## Survivor

There are 50 people standing in a circle in position 1 to 50. The person standing at position 1 has a sword. He kills the next person i.e. standing at position 2 and pass on the sword to the immediate next i.e. person standing at position 3. Now the person at position 3 does the same and it goes on until only one survives.
Write a script to find out the survivor.

I tried two different approaches to the problem.

The first one uses an array of living people and a variable `\$sword` that stores the index of the person holding the sword. In each iteration of the loop, the next person is removed from the array, and the sword is passed to the next person.

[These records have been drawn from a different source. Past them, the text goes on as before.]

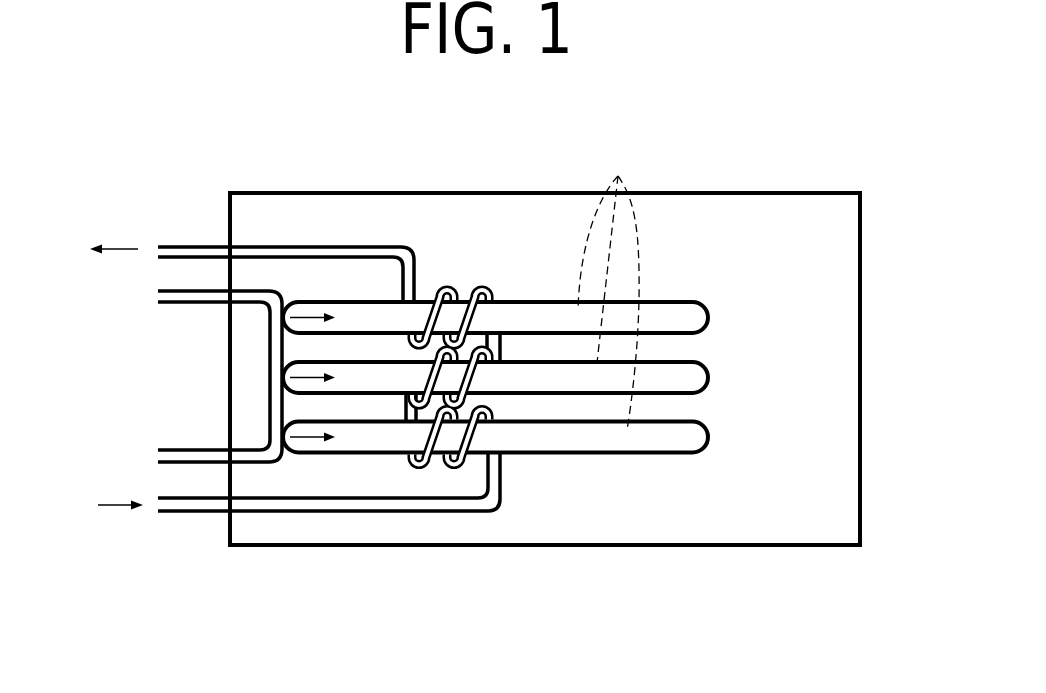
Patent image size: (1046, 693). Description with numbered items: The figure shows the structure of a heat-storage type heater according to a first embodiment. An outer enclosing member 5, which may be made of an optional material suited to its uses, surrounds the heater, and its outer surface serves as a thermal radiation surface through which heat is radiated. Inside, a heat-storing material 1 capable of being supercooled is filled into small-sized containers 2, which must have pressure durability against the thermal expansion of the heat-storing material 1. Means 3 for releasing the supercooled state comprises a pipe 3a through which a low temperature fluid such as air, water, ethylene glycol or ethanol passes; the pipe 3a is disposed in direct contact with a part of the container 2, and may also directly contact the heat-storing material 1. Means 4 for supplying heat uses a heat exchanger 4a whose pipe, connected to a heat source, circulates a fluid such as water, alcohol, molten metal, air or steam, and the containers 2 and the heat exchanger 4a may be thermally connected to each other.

The heat-storing material 1 is at (618, 176).
The small-sized containers 2 is at (710, 436).
The means for releasing the supercooled state 3 is at (223, 391).
The pipe 3a is at (185, 304).
The means for supplying heat 4 is at (336, 519).
The heat exchanger 4a is at (191, 513).
The outer enclosing member 5 is at (862, 475).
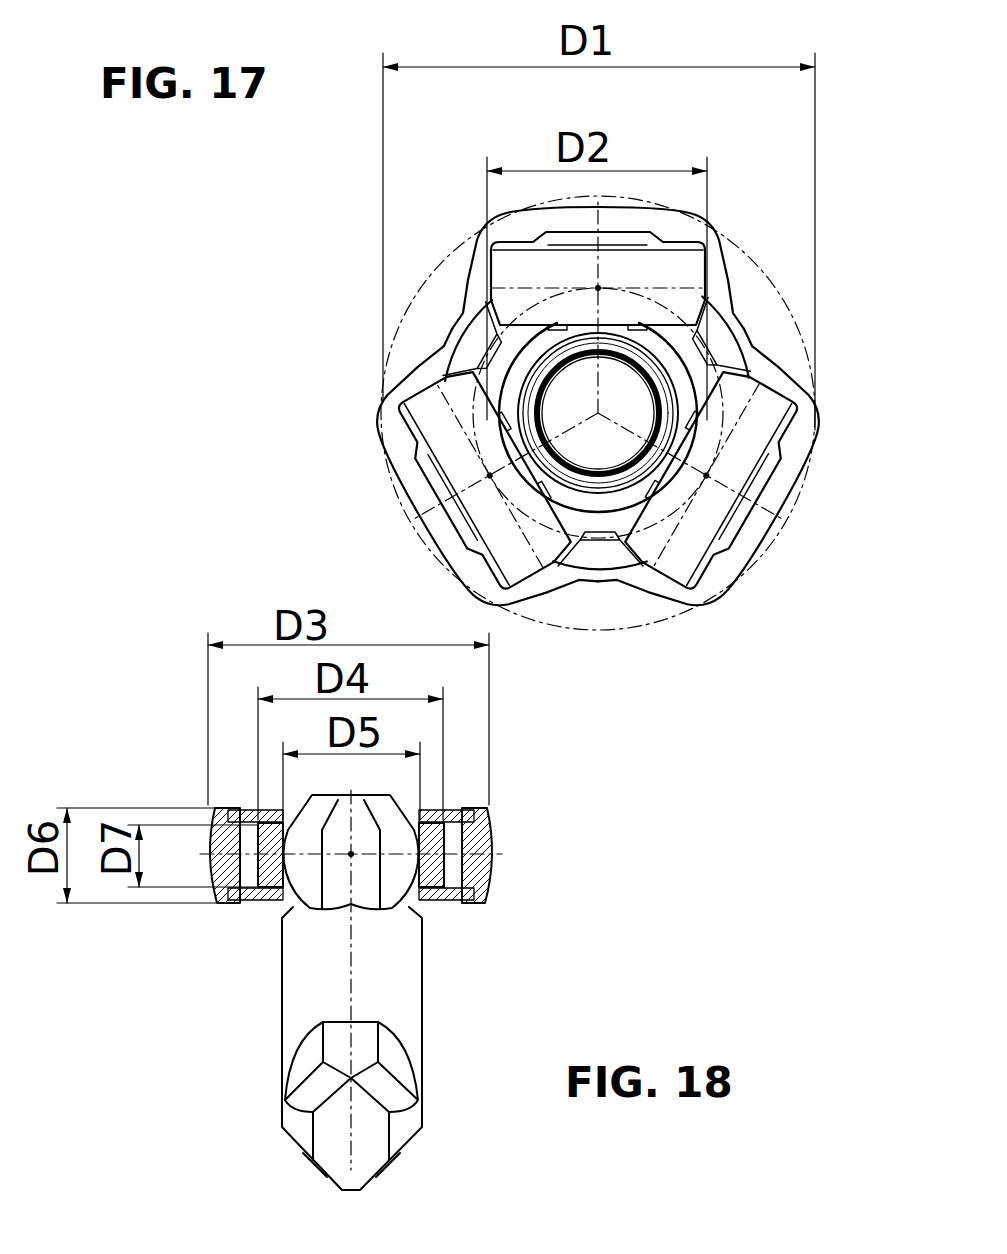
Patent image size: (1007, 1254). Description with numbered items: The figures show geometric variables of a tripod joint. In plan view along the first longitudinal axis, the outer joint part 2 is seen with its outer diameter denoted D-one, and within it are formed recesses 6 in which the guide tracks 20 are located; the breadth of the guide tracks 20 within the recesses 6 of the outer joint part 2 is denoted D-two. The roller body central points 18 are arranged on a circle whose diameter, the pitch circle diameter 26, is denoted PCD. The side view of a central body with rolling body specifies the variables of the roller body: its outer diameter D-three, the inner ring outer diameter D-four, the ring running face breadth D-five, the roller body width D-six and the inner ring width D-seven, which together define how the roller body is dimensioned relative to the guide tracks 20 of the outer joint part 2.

The “next person” has a special cyclic meaning: at the end of the array, the sword must return to the beginning. This is achieved by using the modulo operator `%`. Note that we use it twice, once to find the person to kill, and once to find the person to pass the sword to—and each case uses a different array size in the modulo operation, as killing a person changes the size of the array.

``````#! /usr/bin/perl
use warnings;
use strict;
use feature qw{ say };

my @people = 1 .. 50;
my \$sword = 0;
while (@people > 1) {
\$sword = (1 + \$sword) % @people;
splice @people, \$sword, 1;
\$sword %= @people;
}
say \$people[0];``````

The second approach doesn’t change the size of the array. Instead, it stores 1 in the array if the person corresponding to the array index is alive, or zero if they’re dead. When killing a person or passing the sword, we need to iterate the array to find the index of the following 1. That’s what the `following` subroutine does. Again, “following” has a cyclic meaning and uses the modulo operator.

``````#! /usr/bin/perl
use warnings;
use strict;
use feature qw{ say };

my @people = (1) x 50;
my \$sword = 0;
sub following {
do { \$sword = (1 + \$sword) % @people } until \$people[\$sword];
}
while (1 < (my \$living = grep \$_, @people)) {
following();
\$people[\$sword] = 0;
following();
}
say 1 + \$sword;``````

Both the programs return the same answer: 37. Moreover, the second one can be easily extended to tell the whole story:

``````#! /usr/bin/perl
use warnings;
use strict;
use feature qw{ say };

my @people = (1) x 50;
my \$sword = 0;
sub following {
do { \$sword = (1 + \$sword) % @people } until \$people[\$sword];
}
while (1 < (my \$living = grep \$_, @people)) {
print 1 + \$sword, ' kills ';
following();
print 1 + \$sword, \$living == 2
? ' and the survivor is '
: ' and passes the sword to ';
\$people[\$sword] = 0;
following();
say 1 + \$sword;
}
say 1 + \$sword;``````

## Palindrome Dates

Write a script to print all Palindrome Dates between 2000 and 2999. The format of date is mmddyyyy. For example, the first one was on October 2, 2001 as it is represented as 10022001.

Let’s ignore the fact that the date format is wrong (you can’t sort dates in this format easily; also why not use MM:SS:HH for timestamps analogically? See also xkcd #1179).

As usually, we used Time::Piece to handle dates. The basic algorithm is easy: just add one day to the date and check whether it’s a palindrome.

``````#! /usr/bin/perl
use warnings;
use strict;
use feature qw{ say };

use Time::Piece;

my \$date = 'Time::Piece'->strptime('2000-01-01', '%Y-%m-%d');
while (\$date->year < 3000) {
my \$formatted = \$date->strftime('%m%d%Y');
say \$date->strftime('%B %-d, %Y')
if \$formatted eq reverse \$formatted;
\$date += Time::Seconds::ONE_DAY;
}``````

The program outputs 36 different dates, but it takes more than 10 seconds on my machine to complete. We can introduce a simple optimisation, though: if the last two digits of the year reversed are greater than 12, the reversed date is invalid, as they represent its month, so we can skip the whole year. Similarly, if the first two digits of the year reversed are greater than 31, they represent an invalid day in the reversed date and the whole year can be skipped. Adding the following at the end of the loop

``````    \$date = 'Time::Piece'->strptime((\$date->year + 1)
. '-01-01', '%Y-%m-%d')
if reverse(int(\$date->year / 100)) > 31
|| reverse(\$date->year % 100) > 12;``````

makes the program finish in less than a second, outputting the same 36 dates.